Thursday 27 July, 6-9PM
Pat Martin Bates Gallery
1800 Store Street (wheelchair accessible)
Please join us for the book launch with accompanying installation of The Hiroshima Project by Artist, Yumie Kono and Poet, Ariel O’Sullivan.
Poetry after the Atomic Bomb, written nearly 80 years ago in Japan, is now available in English translation.
Days after the US dropped the atomic bomb over Hiroshima on August 6th, 1945, Hideko Kono found herself searching the scorched city for the bodies of her husband and her second born son. In one breath, she channeled her grief into 60 Tanka Poems and then hid them away in her desk at home. Eventually she published her first book “Michi,” which included her 60 Tanka Poems. She wanted to share her experience of the war with her other children while she was still alive.

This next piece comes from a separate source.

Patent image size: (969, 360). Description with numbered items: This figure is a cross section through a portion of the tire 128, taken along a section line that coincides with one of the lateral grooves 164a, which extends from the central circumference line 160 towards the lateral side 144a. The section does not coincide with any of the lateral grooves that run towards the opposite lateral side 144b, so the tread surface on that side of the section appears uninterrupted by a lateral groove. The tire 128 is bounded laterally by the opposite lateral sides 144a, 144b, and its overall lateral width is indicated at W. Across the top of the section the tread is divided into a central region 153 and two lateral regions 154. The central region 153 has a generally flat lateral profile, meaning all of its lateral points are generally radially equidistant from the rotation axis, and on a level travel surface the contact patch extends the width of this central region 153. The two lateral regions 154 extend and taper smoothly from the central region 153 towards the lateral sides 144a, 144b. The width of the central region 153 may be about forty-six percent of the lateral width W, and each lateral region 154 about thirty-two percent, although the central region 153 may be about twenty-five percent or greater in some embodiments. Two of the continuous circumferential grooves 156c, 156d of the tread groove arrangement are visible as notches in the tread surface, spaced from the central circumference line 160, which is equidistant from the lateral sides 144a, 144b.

Her daughter Yumie Kono, an artist, shared her mother’s urgency to bring her experience of the bombing to others. Because Kono wanted to share these poems with a larger audience, she and the poet Ariel O’Sullivan collaborated on the arduous and delicate process of translating the Tanka Poems into English. Kono’s eldest brother also added his memories to the book, which are included in an interview with his niece Iyko Day, Kono’s daughter.

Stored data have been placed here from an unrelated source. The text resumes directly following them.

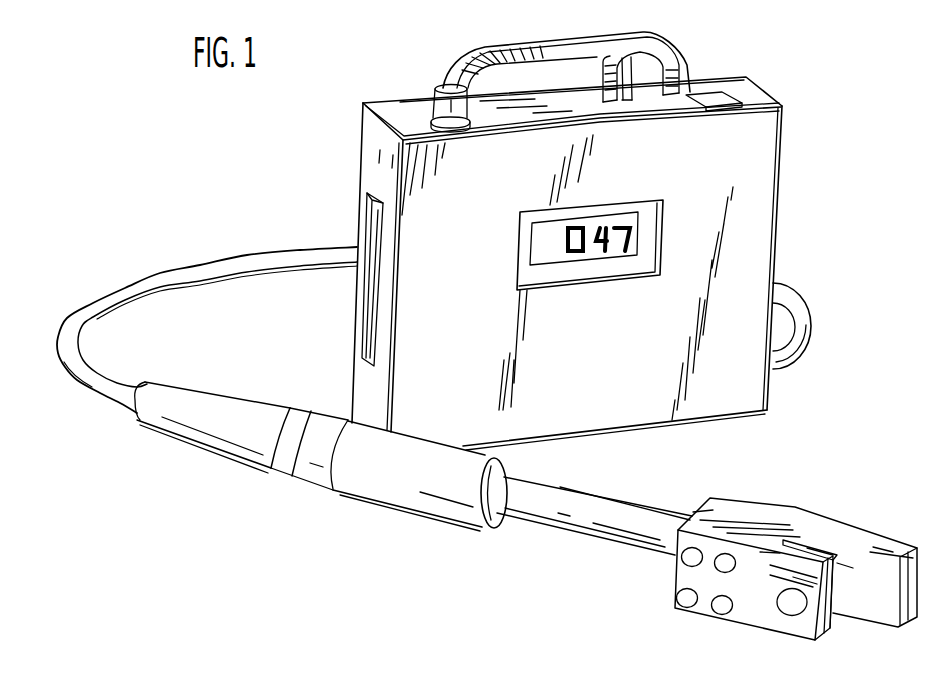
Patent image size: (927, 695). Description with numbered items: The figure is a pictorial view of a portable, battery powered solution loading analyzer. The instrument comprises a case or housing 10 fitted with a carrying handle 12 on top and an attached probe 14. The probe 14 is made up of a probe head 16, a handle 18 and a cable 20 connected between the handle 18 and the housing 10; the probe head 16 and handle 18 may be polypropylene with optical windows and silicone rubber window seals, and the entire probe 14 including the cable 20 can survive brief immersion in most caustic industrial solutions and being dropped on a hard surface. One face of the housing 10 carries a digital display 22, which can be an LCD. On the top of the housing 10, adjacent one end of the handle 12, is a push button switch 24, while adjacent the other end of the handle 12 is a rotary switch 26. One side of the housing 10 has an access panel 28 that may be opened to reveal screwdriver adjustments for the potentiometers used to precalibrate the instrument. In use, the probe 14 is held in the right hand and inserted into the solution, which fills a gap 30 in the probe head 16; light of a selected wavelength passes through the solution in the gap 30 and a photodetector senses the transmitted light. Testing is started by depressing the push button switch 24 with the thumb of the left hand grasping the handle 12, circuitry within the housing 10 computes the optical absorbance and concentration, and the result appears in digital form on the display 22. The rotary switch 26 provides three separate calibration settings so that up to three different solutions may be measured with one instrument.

The housing 10 is at (781, 178).
The carrying handle 12 is at (527, 42).
The probe 14 is at (740, 480).
The probe head 16 is at (772, 615).
The handle 18 is at (430, 518).
The cable 20 is at (248, 250).
The digital display 22 is at (654, 238).
The push button switch 24 is at (712, 95).
The rotary switch 26 is at (442, 86).
The access panel 28 is at (367, 295).
The gap 30 is at (837, 623).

The collection is now available in a single edition that contains both the original Japanese and English translation.
Book launch and reading of “Genbaku no Uta, Poetry after the Atomic Bomb. Collection of Tanka Poetry by Hideko Kono. Translated by Yumie Kono and Ariel O’Sullivan.
A reading of poetry in Japanese and English, presented within a documentation of “Hiroshima Project” archives will take place at the Victoria Arts Council’s Pat Martin Bates Gallery for one evening only: Thursday 27 July, from 6-9PM.